The church is also linked to Dante's memories: here, Dante Alighieri saw Beatrice Portinari for the first time, during a mass. Later Boccaccio held the famous readings of the Divine Comedy in this church. The cuspidate tower with hexagonal base (1310-30) is a famous point of the city profile and stands between the towers of Palazzo Vecchio and Bargello. For centuries its bells have punctuated hours throughout the city. In 1307 the bell tower was demolished in half to punish the reluctant monks to pay a city tax, but it was however restored early in 1330. Its current height is about 70 meters. In the following centuries, the Benedictine abbey saw periods of decadence alternating with periods of renewed splendour. Numerous Renaissance-style works of art embellished it: in addition to the sculptures of Mino da Fiesole and Bernardo Rossellino, the Art of Judges and Notaries which had its headquarters in the nearby building in Via del Proconsolo and sometimes used the abbey for meetings and public functions, had commissioned the great Masaccio for frescoes. The interior of the church, further transformed also in the eighteenth century, presents an overlap of styles and structures. The hall is dominated by a sumptuous carved wooden ceiling, built by Felice Gamberai (1631).

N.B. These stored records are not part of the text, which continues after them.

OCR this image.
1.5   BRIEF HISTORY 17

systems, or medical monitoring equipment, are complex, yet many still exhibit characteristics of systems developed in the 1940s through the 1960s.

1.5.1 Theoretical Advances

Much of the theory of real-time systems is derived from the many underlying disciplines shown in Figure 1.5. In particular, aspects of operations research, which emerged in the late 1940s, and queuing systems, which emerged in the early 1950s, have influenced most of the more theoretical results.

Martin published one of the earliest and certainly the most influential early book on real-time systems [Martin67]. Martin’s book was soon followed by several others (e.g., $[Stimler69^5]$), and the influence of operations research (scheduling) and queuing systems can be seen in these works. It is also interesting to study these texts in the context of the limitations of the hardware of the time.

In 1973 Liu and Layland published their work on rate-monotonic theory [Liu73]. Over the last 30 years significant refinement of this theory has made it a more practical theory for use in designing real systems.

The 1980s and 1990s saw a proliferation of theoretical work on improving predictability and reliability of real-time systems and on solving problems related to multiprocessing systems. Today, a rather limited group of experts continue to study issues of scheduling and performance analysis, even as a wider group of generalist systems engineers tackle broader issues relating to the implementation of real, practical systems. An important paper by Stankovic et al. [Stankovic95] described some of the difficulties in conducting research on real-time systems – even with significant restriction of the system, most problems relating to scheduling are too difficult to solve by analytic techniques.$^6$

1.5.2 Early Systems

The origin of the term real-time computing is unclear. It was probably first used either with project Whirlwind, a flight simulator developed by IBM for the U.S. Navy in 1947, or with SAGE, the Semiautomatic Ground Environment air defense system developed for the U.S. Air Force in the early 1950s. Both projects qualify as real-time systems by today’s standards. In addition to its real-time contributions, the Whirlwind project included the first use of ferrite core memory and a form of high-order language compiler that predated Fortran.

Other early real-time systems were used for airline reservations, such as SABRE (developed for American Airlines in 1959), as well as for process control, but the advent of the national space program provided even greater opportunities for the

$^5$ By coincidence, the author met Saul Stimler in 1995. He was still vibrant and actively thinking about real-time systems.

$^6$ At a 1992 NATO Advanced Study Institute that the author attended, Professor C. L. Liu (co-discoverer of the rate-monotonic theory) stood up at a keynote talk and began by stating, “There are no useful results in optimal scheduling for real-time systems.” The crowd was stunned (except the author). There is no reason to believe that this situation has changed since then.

On the left wall, above the monument to Ugo of Tuscany, in the choir is preserved the valuable canvas of the Assumption and saints by Giorgio Vasari (1568). Despite the changes undergone over the centuries, the Abbey has kept intact within the complex the charming Cloister of the Oranges built between 1432 and 1438 by Bernardo Rossellino. On the upper floor of the cloister there is a cycle of frescoes on the life of St. Benedict.
At the moment it has again the function of a monastery with the arrival of the religious Community of the Monastic Fraternities of Jerusalem.